Understanding GPU Drivers
Before using a GPU, you first need to verify that the GPU driver is properly loaded into the kernel. This document explains how to check GPU driver status and understand the architecture of NVIDIA kernel modules.
Checking GPU Driver Status
Use the following command to check whether the NVIDIA kernel module is loaded:
lsmod | grep nvidia
Example output:
nvidia_uvm 1589299 0
nvidia_modeset 1240365 0
nvidia_drm 81923 0
nvidia 62372776 19 nvidia_uvm,nvidia_modeset
ecc 45056 0
Each line represents a loaded kernel module. The columns are: module name, memory size (bytes), usage count, and dependent modules.
NVIDIA Kernel Module Hierarchy
The NVIDIA driver consists of multiple kernel modules with dependencies between them:
%% title: NVIDIA Kernel Module Hierarchy
flowchart TB
subgraph LinuxKernel["Linux Kernel"]
NVIDIA["nvidia - Core GPU Driver"]
UVM["nvidia_uvm - Unified Virtual Memory"]
MODESET["nvidia_modeset - Display Mode Management"]
ECC["ecc - ECC Error Handling"]
MODESET --> NVIDIA
UVM --> NVIDIA
ECC --> NVIDIA
end
NVIDIA --> GPU["NVIDIA GPU"]
Module Descriptions
| Module | File | Description |
|---|---|---|
| nvidia | nvidia.ko |
The core GPU driver module, responsible for GPU hardware initialization, video memory management, command queue scheduling, and other fundamental functions. All other NVIDIA modules depend on it. |
| nvidia_uvm | nvidia_uvm.ko |
Unified Virtual Memory, enabling CPU and GPU to share the same address space. CUDA programs using cudaMallocManaged depend on this module, which automatically migrates data between CPU and GPU. |
| nvidia_modeset | nvidia_modeset.ko |
Display mode setting module, responsible for managing display output (resolution, refresh rate, etc.). Depends on nvidia_drm (DRM subsystem interface) to function. |
| ecc | ecc.ko |
ECC (Error-Correcting Code) error handling module, used for memory error detection and correction on data center GPUs (such as A100, H100). Consumer-grade GPUs typically do not load this module. |
Linux Driver Architecture
GPU drivers follow the standard Linux layered architecture: user space communicates with kernel space modules through libraries, which ultimately operate the hardware.

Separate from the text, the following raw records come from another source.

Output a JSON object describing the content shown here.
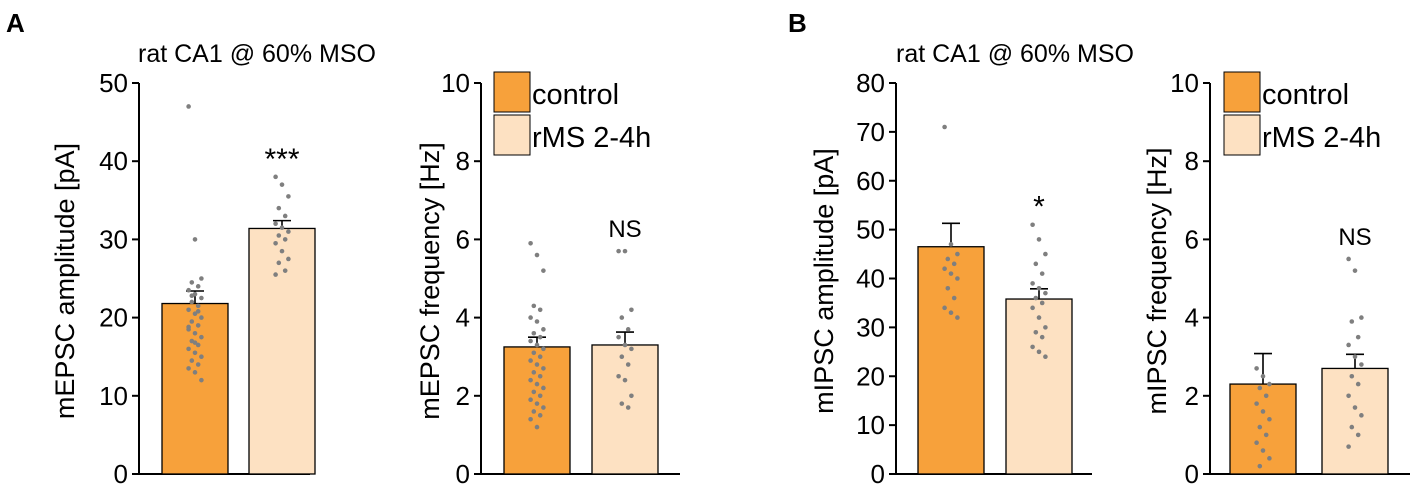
{
  "panels": {
    "A": {
      "label": "A",
      "title": "rat CA1 @ 60% MSO"
    },
    "B": {
      "label": "B",
      "title": "rat CA1 @ 60% MSO"
    }
  },
  "legend": {
    "entries": [
      "control",
      "rMS 2-4h"
    ]
  },
  "colors": {
    "control": "#F7A13B",
    "rms": "#FDE1C2",
    "dots": "#7f7f7f",
    "edge": "#000000"
  },
  "chart_data": [
    {
      "id": "A1",
      "panel": "A",
      "type": "bar",
      "categories": [
        "control",
        "rMS 2-4h"
      ],
      "values": [
        21.8,
        31.4
      ],
      "sem": [
        1.6,
        1.0
      ],
      "ylabel": "mEPSC amplitude [pA]",
      "ylim": [
        0,
        50
      ],
      "yticks": [
        0,
        10,
        20,
        30,
        40,
        50
      ],
      "significance": [
        "",
        "***"
      ],
      "points": [
        [
          47,
          30,
          25,
          24.5,
          24,
          23.5,
          23,
          22.5,
          22,
          21.5,
          21,
          20.5,
          20,
          19.5,
          19,
          18.5,
          18,
          17.5,
          17,
          16.5,
          16,
          15.5,
          15,
          14.5,
          14,
          13.5,
          13,
          12,
          22.8,
          20.8,
          18.8,
          16.8
        ],
        [
          38,
          37,
          35.5,
          34,
          33,
          32,
          31.5,
          31,
          30.5,
          30,
          29.5,
          28.5,
          27.5,
          27,
          26,
          25.5
        ]
      ],
      "legend": false
    },
    {
      "id": "A2",
      "panel": "A",
      "type": "bar",
      "categories": [
        "control",
        "rMS 2-4h"
      ],
      "values": [
        3.25,
        3.3
      ],
      "sem": [
        0.25,
        0.33
      ],
      "ylabel": "mEPSC frequency [Hz]",
      "ylim": [
        0,
        10
      ],
      "yticks": [
        0,
        2,
        4,
        6,
        8,
        10
      ],
      "significance": [
        "",
        "NS"
      ],
      "points": [
        [
          5.9,
          5.6,
          5.2,
          4.3,
          4.2,
          4.0,
          3.9,
          3.7,
          3.6,
          3.5,
          3.4,
          3.3,
          3.2,
          3.1,
          3.0,
          2.9,
          2.8,
          2.7,
          2.6,
          2.5,
          2.4,
          2.3,
          2.2,
          2.1,
          2.0,
          1.9,
          1.8,
          1.7,
          1.6,
          1.5,
          1.4,
          1.2
        ],
        [
          5.7,
          5.7,
          4.2,
          4.0,
          3.7,
          3.5,
          3.3,
          3.2,
          3.0,
          2.8,
          2.5,
          2.4,
          2.0,
          1.8,
          1.7
        ]
      ],
      "legend": true
    },
    {
      "id": "B1",
      "panel": "B",
      "type": "bar",
      "categories": [
        "control",
        "rMS 2-4h"
      ],
      "values": [
        46.5,
        35.8
      ],
      "sem": [
        4.8,
        2.1
      ],
      "ylabel": "mIPSC amplitude [pA]",
      "ylim": [
        0,
        80
      ],
      "yticks": [
        0,
        10,
        20,
        30,
        40,
        50,
        60,
        70,
        80
      ],
      "significance": [
        "",
        "*"
      ],
      "points": [
        [
          71,
          47,
          45,
          44,
          43,
          42,
          41,
          40,
          38,
          36,
          34,
          33,
          32
        ],
        [
          51,
          48,
          45,
          43,
          41,
          39,
          38,
          37,
          36,
          35,
          34,
          32,
          30,
          29,
          28,
          26,
          25,
          24
        ]
      ],
      "legend": false
    },
    {
      "id": "B2",
      "panel": "B",
      "type": "bar",
      "categories": [
        "control",
        "rMS 2-4h"
      ],
      "values": [
        2.3,
        2.7
      ],
      "sem": [
        0.78,
        0.36
      ],
      "ylabel": "mIPSC frequency [Hz]",
      "ylim": [
        0,
        10
      ],
      "yticks": [
        0,
        2,
        4,
        6,
        8,
        10
      ],
      "significance": [
        "",
        "NS"
      ],
      "points": [
        [
          2.7,
          2.5,
          2.3,
          2.2,
          2.0,
          1.8,
          1.6,
          1.4,
          1.2,
          1.0,
          0.8,
          0.6,
          0.4,
          0.2
        ],
        [
          5.5,
          5.2,
          4.0,
          3.9,
          3.5,
          3.3,
          3.0,
          2.8,
          2.5,
          2.3,
          2.0,
          1.7,
          1.5,
          1.2,
          1.0,
          0.7
        ]
      ],
      "legend": true
    }
  ]
}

%% title: Linux GPU Driver Architecture
flowchart TB
subgraph User["User Space"]
CLI["CLI Tools (nvidia-smi)"]
Lib["User-Space Library (libnvidia-ml.so)"]
end
subgraph Kernel["Kernel Space"]
Module["Kernel Module (nvidia.ko)"]
end
subgraph Hardware["Hardware"]
HW["GPU Device"]
end
CLI --> Lib
Lib --> Module
Module --> HW
Call chain:
- User runs a CLI tool such as
nvidia-smi - The CLI tool calls the user-space library
libnvidia-ml.so(NVIDIA Management Library) - The user-space library enters kernel space via the
ioctlsystem call - The kernel module
nvidia.kodirectly operates the GPU hardware
Why lsmod Is More Fundamental Than nvidia-smi
nvidia-smi is a user-space tool that requires both the user-space library and kernel module to be functioning properly. In contrast, lsmod | grep nvidia directly checks whether the kernel module is loaded, making it a lower-level diagnostic approach:
- If
lsmoddoes not show the nvidia module, the driver is not installed or the kernel module is not loaded, andnvidia-smiwill inevitably fail - If
lsmodshows the nvidia module butnvidia-smireports an error, the problem is at the user-space library or permission level
Therefore, when troubleshooting GPU issues, it is recommended to start with lsmod | grep nvidia to confirm the kernel module status, and then use nvidia-smi to check whether user space is functioning normally.